I cannot seem to solve this problem for my life. To begin, is this an interference problem or double-slit problem? Anyway.. more importantly is the procedure to get the answer. Here'e the question:
Two line sources transmit microwaves of wavelength 3 cm in phase. How far apart should they be in order to produce a 10 degree angular seperation between the first and second order bright fringes on one side of the central peak?
Thanks a bunch if you took the time to answer!
2007-06-30 11:03:34 · 3 answers · asked by determined_ladii 4 in Science & Mathematics ➔ Physics
This is a little bit unclear, but I will answer the question I think is being asked.
I assume we are talking about two sources, each in the shape of a line of infinite length, and parallel to each other. In that case, suppose they are each parallel to the z-axis, then we can look at what is going on in the x-y plane.
Along the line in the x-y plane which is equidistant from the intersection of the two lines with the plane (two points), the two phases (one from each source) are the same, because each point on that line is equidistant from the two sources. This is the "central peak": at any distance, the total intensity of the signal is highest here, because the two signals will always be exactly in-phase.
If you now create a second line, at angle phi from the equidistant line, and passing through the point directly between the two intersection points, the distance from a point on that line to one of the sources will be different than the distance to the other source. If the distance from that point to the sources is very large, then there is still a difference in distance between the two.
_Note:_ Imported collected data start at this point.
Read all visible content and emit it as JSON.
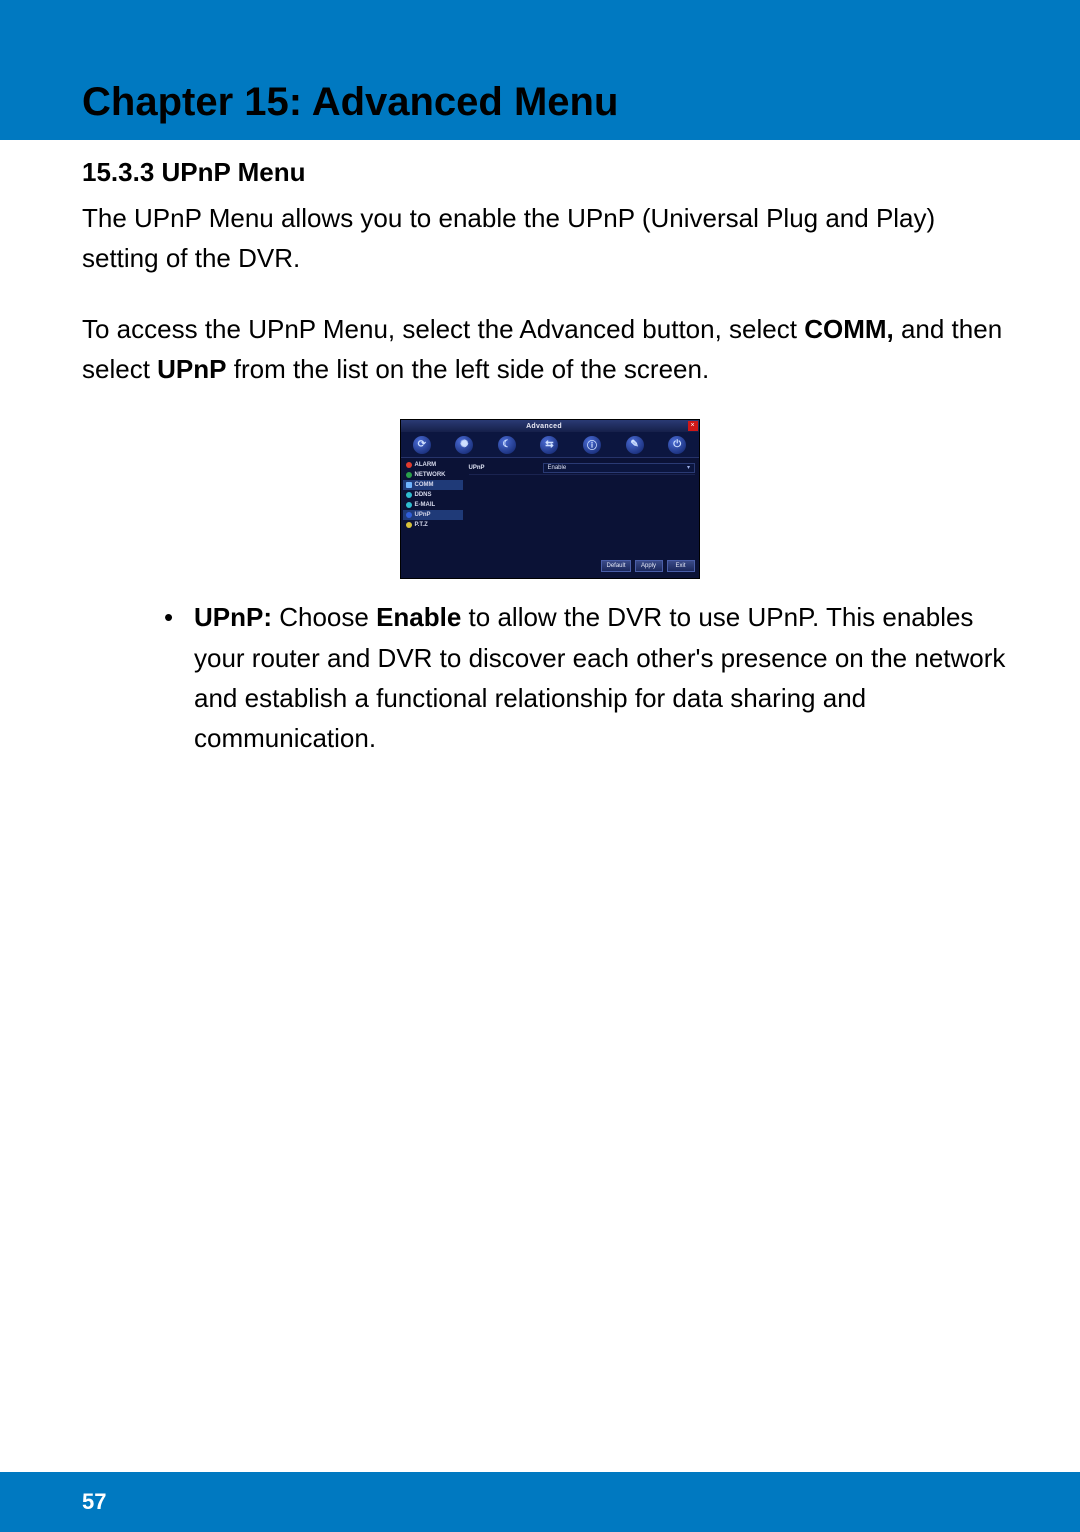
{
  "chapter_title": "Chapter 15: Advanced Menu",
  "section_number_title": "15.3.3 UPnP Menu",
  "para1": "The UPnP Menu allows you to enable the UPnP (Universal Plug and Play) setting of the DVR.",
  "para2_a": "To access the UPnP Menu, select the Advanced button, select ",
  "para2_bold1": "COMM, ",
  "para2_b": "and then select ",
  "para2_bold2": "UPnP",
  "para2_c": " from the list on the left side of the screen.",
  "bullet1_label": "UPnP: ",
  "bullet1_a": "Choose ",
  "bullet1_bold": "Enable",
  "bullet1_b": " to allow the DVR to use UPnP. This enables your router and DVR to discover each other's presence on the network and establish a functional relationship for data sharing and communication.",
  "page_number": "57",
  "dvr": {
    "title": "Advanced",
    "close": "×",
    "icons": [
      "⟳",
      "✺",
      "☾",
      "⇆",
      "ⓘ",
      "✎",
      "⏻"
    ],
    "side": {
      "alarm": "ALARM",
      "network": "NETWORK",
      "comm": "COMM",
      "ddns": "DDNS",
      "email": "E-MAIL",
      "upnp": "UPnP",
      "ptz": "P.T.Z"
    },
    "row_label": "UPnP",
    "row_value": "Enable",
    "btn_default": "Default",
    "btn_apply": "Apply",
    "btn_exit": "Exit"
  }
}
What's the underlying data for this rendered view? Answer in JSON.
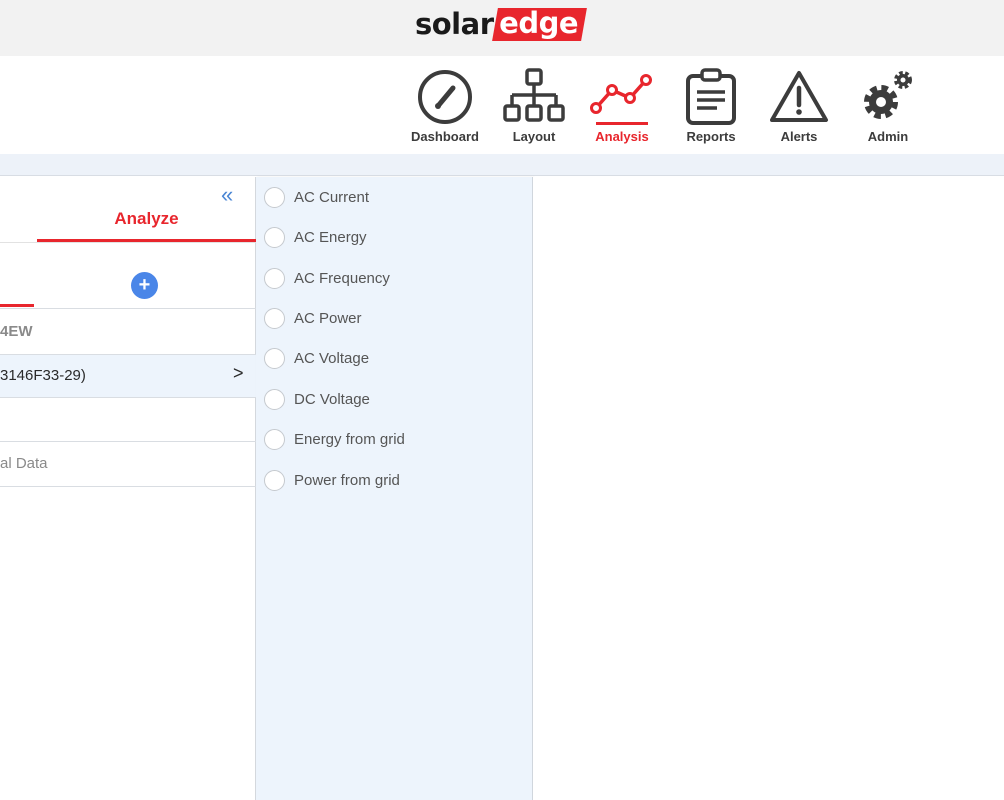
{
  "brand": {
    "solar": "solar",
    "edge": "edge",
    "accent_color": "#e8262d"
  },
  "nav": {
    "items": [
      {
        "label": "Dashboard",
        "icon": "gauge-icon",
        "active": false
      },
      {
        "label": "Layout",
        "icon": "sitemap-icon",
        "active": false
      },
      {
        "label": "Analysis",
        "icon": "line-chart-icon",
        "active": true
      },
      {
        "label": "Reports",
        "icon": "clipboard-icon",
        "active": false
      },
      {
        "label": "Alerts",
        "icon": "warning-icon",
        "active": false
      },
      {
        "label": "Admin",
        "icon": "gears-icon",
        "active": false
      }
    ]
  },
  "left_panel": {
    "collapse_icon": "«",
    "tab_label": "Analyze",
    "add_icon": "+",
    "site_name": "4EW",
    "device_label": "3146F33-29)",
    "device_arrow": ">",
    "data_label": "al Data"
  },
  "parameters": {
    "items": [
      "AC Current",
      "AC Energy",
      "AC Frequency",
      "AC Power",
      "AC Voltage",
      "DC Voltage",
      "Energy from grid",
      "Power from grid"
    ]
  }
}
Since the angle between the point of interest and the "central peak" line is phi, the difference in distances is proportional to the distance between the sources (d). In fact, it should be d sin(phi). (It's hard to describe this without a picture.)
So since the difference between the phases is
((2 pi)/wavelength)*(difference in distances)
= (2 pi d sin(phi))/wavelength
= (2 pi d sin(phi))/(3 cm)
the first-order fringe is when this phase difference = 2 pi, and the second-order fringe is when it = 4 pi.
Therefore:
- first-order:
2 pi = (2 pi) (d sin(phi-1))/(3 cm)
d sin(phi-1) = 3 cm
- second-order:
4 pi = (2 pi) (d sin(phi-2))/(3 cm)
d sin(phi-2) = 6 cm
How to solve this? Note that phi-2 = phi-1 + X, where X = 10 degrees.
Thus,
d sin(phi-1) = 3 cm
d sin(phi-1 + X) = 6 cm = 2 d sin(phi-1)
sin(phi-1 + X) = 2 sin(phi-1)
sin(phi-1) cos(X) + cos(phi-1) sin(X) = 2 sin(phi-1)
cos(phi-1) sin(X) = (2-cos(X))sin(phi-1)
sin(X)/(2-cos(X)) = tan(phi-1)
OK:
a) Since X = 10 degrees, phi-1 is the angle at which
tan(phi-1) = sin(10 degrees)/(2 - cos(10 degrees))
When I work this out in Excel, I find that:
sin(10 degrees) = 0.1736
cos(10 degrees) = 0.9848
tan(phi-1) = 0.1710
phi-1 = 0.16941 rad = 9.7 degrees
b) Once you've found phi-1, then
d = (3 cm)/sin(phi-1)
= (3 cm)/0.168601
= 17.7935 cm
2007-06-30 11:58:07 · answer #1 · answered by ? 6 · 1⤊ 0⤋
It is both. Calm down and draw it on paper. You are determined_ladii, so I'm sure you'll get it. Note that the two waves will be at max interference when the distances from the slits to the point on a screen differ by an integer (N)multiple of wavelengths. First order means the N=1, second order means N=2. Draw screen distance L from the slits of separation S. Draw a triangle with verticies at slits and N=1 and another triangle with a vertex a N=2. Solve for S. Take L approaches infinity (otherwise question is vague).
2007-06-30 18:12:33 · answer #2 · answered by Dr. R 7 · 1⤊ 0⤋
Band width of the first and second bright fringe is (D/d) λ = (D/d) 0.03.
If θ is the angular separation, (D/d) 0.03 = D θ
d = 0.03 / θ
10 degree = 0.1745 radian.
d = 0.03 / 0.1745 = 0.17 m
2007-07-01 00:17:41 · answer #3 · answered by Pearlsawme 7 · 1⤊ 0⤋